Completando o quadro regional pesquisado, São Caetano registrou crescimento anual médio de apenas 0,50% no período de 2000 a 2020. Em 1999, o PIB per capita nominal de São Caetano correspondia a R$ 22.016,46 mil que, em valores atualizados a dezembro de 2020, significariam R$ 77.066,42 mil. Na prática, chegou a R$ 86.200,01 mil.
CONCORRENCIA MELHOR
Para se ter ideia mais precisa e de razoabilidade interpretativa mais condizente com o quadro, pegamos três exemplos municipais extra-região para demonstrar o quanto o Grande ABC bate cabeça econômica. Sorocaba, Barueri e Jundiaí, que integram o G-22 de CapitalSocial (o grupo dos maiores municípios paulistas) avançaram muito mais no período: Sorocaba cresceu 42,92%, ou média anual de 2,04%. Barueri avançou 47,415 em 21 anos, média anual de 2,26%. E Jundiaí cresceu 58,36% no período, média anual de 2,78%.

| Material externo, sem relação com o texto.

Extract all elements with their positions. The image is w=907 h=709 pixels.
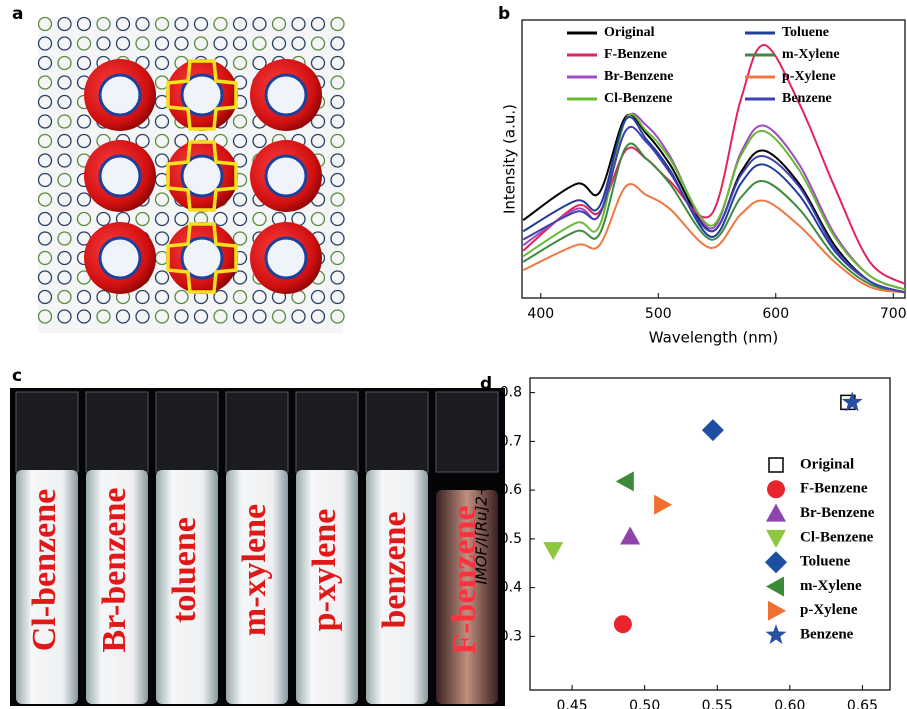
x-tick-label: 0.45 bbox=[557, 698, 588, 709]
pore bbox=[100, 156, 140, 196]
legend-marker bbox=[765, 551, 787, 573]
y-tick-label: 0.8 bbox=[500, 385, 522, 401]
vial-label: benzene bbox=[376, 511, 413, 628]
marker bbox=[543, 542, 563, 560]
x-tick-label: 0.50 bbox=[629, 698, 660, 709]
x-tick-label: 0.65 bbox=[847, 698, 878, 709]
legend-marker bbox=[766, 530, 786, 548]
vial-label: p-xylene bbox=[306, 509, 343, 632]
legend-label: Original bbox=[604, 25, 655, 40]
plot-frame bbox=[522, 20, 905, 298]
marker bbox=[702, 419, 724, 441]
legend-label: Benzene bbox=[800, 627, 854, 643]
vial-top bbox=[86, 392, 148, 472]
legend-marker bbox=[766, 624, 787, 644]
vial-top bbox=[156, 392, 218, 472]
vial-label: Cl-benzene bbox=[26, 489, 63, 651]
marker bbox=[614, 615, 632, 633]
y-axis-label: IMOF/I[Ru]2+ bbox=[473, 483, 491, 584]
vial-top bbox=[436, 392, 498, 472]
legend-label: F-Benzene bbox=[604, 47, 667, 62]
y-tick-label: 0.7 bbox=[500, 433, 522, 449]
pore bbox=[100, 75, 140, 115]
y-tick-label: 0.6 bbox=[500, 482, 522, 498]
legend-marker bbox=[766, 504, 786, 522]
y-tick-label: 0.3 bbox=[500, 628, 522, 644]
vial-top bbox=[226, 392, 288, 472]
legend-label: Cl-Benzene bbox=[604, 91, 672, 106]
vial-photo: Cl-benzene Br-benzene toluene m-xylene p-xyl… bbox=[10, 388, 505, 706]
vial-top bbox=[366, 392, 428, 472]
vial-top bbox=[16, 392, 78, 472]
legend-label: F-Benzene bbox=[800, 481, 868, 497]
legend-marker bbox=[767, 480, 785, 498]
x-tick-label: 0.60 bbox=[774, 698, 805, 709]
legend-marker bbox=[768, 601, 786, 621]
legend-label: Original bbox=[800, 456, 854, 472]
panel-label: c bbox=[12, 366, 22, 386]
vial-label: m-xylene bbox=[236, 504, 273, 636]
x-tick-label: 700 bbox=[880, 306, 907, 322]
panel-label: d bbox=[480, 374, 492, 394]
structure-image bbox=[38, 18, 344, 334]
x-tick-label: 500 bbox=[645, 306, 672, 322]
legend-label: Br-Benzene bbox=[800, 505, 875, 521]
legend-label: m-Xylene bbox=[782, 47, 840, 62]
marker bbox=[620, 526, 640, 544]
legend-label: p-Xylene bbox=[782, 69, 836, 84]
panel-label: a bbox=[12, 4, 23, 24]
pore bbox=[266, 75, 306, 115]
legend-label: p-Xylene bbox=[800, 602, 858, 618]
y-tick-label: 0.4 bbox=[500, 580, 522, 596]
legend-marker bbox=[766, 577, 784, 597]
panel-label: b bbox=[498, 4, 510, 24]
legend-label: Cl-Benzene bbox=[800, 529, 874, 545]
legend-label: Br-Benzene bbox=[604, 69, 673, 84]
vial-label: Br-benzene bbox=[96, 488, 133, 653]
marker bbox=[654, 495, 672, 515]
figure: Cl-benzene Br-benzene toluene m-xylene p-xyl… bbox=[0, 0, 907, 709]
legend-label: Toluene bbox=[782, 25, 829, 40]
x-tick-label: 400 bbox=[527, 306, 554, 322]
legend-marker bbox=[769, 458, 783, 472]
pore bbox=[266, 238, 306, 278]
pore bbox=[266, 156, 306, 196]
marker bbox=[842, 391, 863, 411]
x-axis-label: Wavelength (nm) bbox=[649, 329, 779, 347]
y-axis-label: Intensity (a.u.) bbox=[501, 104, 519, 214]
legend-label: m-Xylene bbox=[800, 578, 862, 594]
x-tick-label: 0.55 bbox=[702, 698, 733, 709]
vial-label: toluene bbox=[166, 517, 203, 623]
legend-label: Toluene bbox=[800, 554, 851, 570]
y-tick-label: 0.5 bbox=[500, 531, 522, 547]
vial-top bbox=[296, 392, 358, 472]
pore bbox=[100, 238, 140, 278]
legend-label: Benzene bbox=[782, 91, 832, 106]
marker bbox=[616, 471, 634, 491]
x-tick-label: 600 bbox=[762, 306, 789, 322]
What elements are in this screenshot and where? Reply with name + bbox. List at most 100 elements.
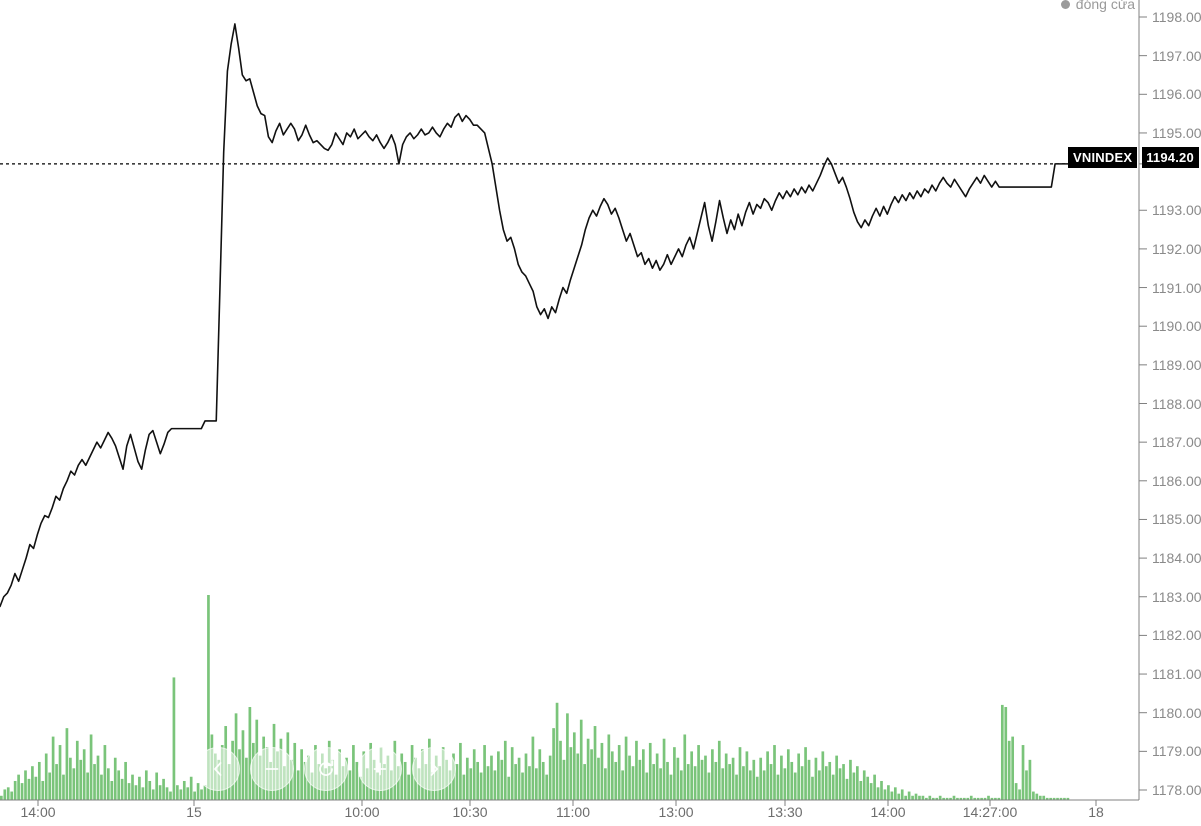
volume-bars-group [0, 595, 1070, 800]
volume-bar [807, 759, 811, 800]
volume-bar [797, 753, 801, 800]
volume-bar [1056, 797, 1059, 800]
y-axis-tick-label: 1198.00 [1152, 9, 1201, 25]
volume-bar [835, 755, 838, 800]
y-axis-tick-label: 1195.00 [1152, 124, 1201, 141]
volume-bar [586, 738, 590, 800]
volume-bar [621, 770, 624, 800]
volume-bar [700, 759, 704, 800]
volume-bar [341, 766, 345, 800]
volume-bar [624, 736, 628, 800]
volume-bar [880, 780, 883, 800]
volume-bar [856, 766, 859, 800]
volume-bar [914, 793, 918, 800]
volume-bar [662, 738, 666, 800]
volume-bar [935, 797, 939, 800]
volume-bar [196, 783, 200, 800]
volume-bar [55, 764, 58, 800]
volume-bar [241, 730, 245, 800]
volume-bar [631, 766, 635, 800]
volume-bar [679, 770, 683, 800]
volume-bar [17, 774, 20, 800]
volume-bar [617, 745, 621, 800]
volume-bar [1021, 745, 1025, 800]
volume-bar [766, 751, 769, 800]
volume-bar [155, 772, 159, 800]
volume-bar [172, 677, 176, 800]
volume-bar [759, 757, 763, 800]
volume-bar [1063, 797, 1066, 800]
volume-bar [738, 747, 742, 800]
volume-bar [593, 726, 597, 800]
volume-bar [942, 797, 945, 800]
volume-bar [51, 736, 55, 800]
volume-bar [186, 787, 190, 800]
volume-bar [572, 732, 576, 800]
y-axis-tick-label: 1189.00 [1152, 356, 1201, 373]
volume-bar [642, 749, 645, 800]
volume-bar [590, 749, 593, 800]
volume-bar [296, 770, 300, 800]
pan-right-button[interactable] [412, 747, 456, 791]
volume-bar [476, 761, 480, 800]
volume-bar [638, 759, 642, 800]
volume-bar [72, 768, 76, 800]
volume-bar [189, 776, 193, 800]
y-axis-tick-label: 1181.00 [1152, 666, 1201, 683]
volume-bar [614, 761, 618, 800]
volume-bar [724, 753, 728, 800]
volume-bar [293, 742, 297, 800]
volume-bar [1038, 795, 1042, 800]
volume-bar [207, 595, 210, 800]
volume-bar [1049, 797, 1052, 800]
reset-zoom-button[interactable] [304, 747, 348, 791]
zoom-in-button[interactable] [358, 747, 402, 791]
volume-bar [176, 785, 179, 800]
volume-bar [89, 734, 93, 800]
volume-bar [693, 766, 697, 800]
volume-bar [828, 761, 832, 800]
volume-bar [545, 774, 549, 800]
volume-bar [742, 766, 745, 800]
volume-bar [952, 795, 956, 800]
volume-bar [521, 772, 524, 800]
volume-bar [465, 757, 469, 800]
volume-bar [931, 797, 935, 800]
volume-bar [983, 797, 987, 800]
volume-bar [980, 797, 983, 800]
volume-bar [75, 740, 79, 800]
zoom-out-button[interactable] [250, 747, 294, 791]
volume-bar [576, 753, 580, 800]
chart-navigation-controls[interactable] [196, 747, 456, 791]
volume-bar [552, 728, 555, 800]
volume-bar [358, 776, 362, 800]
volume-bar [876, 787, 880, 800]
volume-bar [783, 768, 787, 800]
volume-bar [686, 764, 690, 800]
volume-bar [69, 757, 72, 800]
volume-bar [497, 751, 500, 800]
volume-bar [62, 774, 65, 800]
volume-bar [862, 770, 866, 800]
volume-bar [714, 761, 718, 800]
volume-bar [141, 787, 145, 800]
volume-bar [707, 772, 711, 800]
y-axis-tick-label: 1182.00 [1152, 627, 1201, 644]
volume-bar [507, 776, 511, 800]
volume-bar [1011, 736, 1015, 800]
volume-bar [131, 774, 134, 800]
price-line-series [0, 23, 1071, 608]
x-axis-tick-label: 11:00 [556, 804, 590, 820]
volume-bar [1042, 795, 1046, 800]
volume-bar [849, 759, 852, 800]
volume-bar [842, 764, 845, 800]
volume-bar [749, 770, 752, 800]
volume-bar [838, 768, 842, 800]
chevron-left-icon [214, 762, 222, 776]
x-axis-tick-label: 18 [1088, 804, 1104, 820]
x-axis-ticks-group [37, 800, 1097, 806]
pan-left-button[interactable] [196, 747, 240, 791]
y-axis-tick-label: 1183.00 [1152, 588, 1201, 605]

Uma comparação entre dois municípios também pode auxiliar na interpretação dos números. Santo André e Sorocaba tinham praticamente o mesmo PIB per capita em 1999: R$ 9.201.16 mil e R$ 8.712,91 respectivamente. Já em 2020, Santo André contava com R$ 40.8121,01 ante R$ 53.427,50 mil de Sorocaba. Ou seja: o que era vantagem de 5,30% de Santo André no início da corrida, passou a ser vantagem de Sorocaba de 23,61%.
COMENDO POEIRA
Um outro exemplo tem reflexos sociais e econômicos ainda amais impactantes. Em 1999, São Bernardo e Jundiaí contavam com praticamente o mesmo PIB per capita: R$ 14.088,99 mil ante R$ 14.408,47 da cidade do Interior. Vinte e um anos depois São Bernardo registra R$ 57.566,99 mil enquanto Jundiaí chegou a R$ 121.121,33 mil. Ou seja: o que era vantagem mínima de Jundiaí em 1999, de 3,2%, passou a ser de 52,47%. Uma goleada implacável.
O Estado de São Paulo como um todo cresceu em termos reais à média de 1,87% ao ano no período. O PIB per capita paulista em 1999 registrava em valores nominais R$ 9.250,35 mil e passou para R$ 53.263,00 em 2020. Avanço real, descontada a inflação, de 39,21%. Quase 50% acima de Santo André, quase o triplo de São Bernardo e quase quatro vezes mais que a média anual de São Caetano. E acima do 1,34% de média anual de crescimento de Mauá, único ponto positivo da região.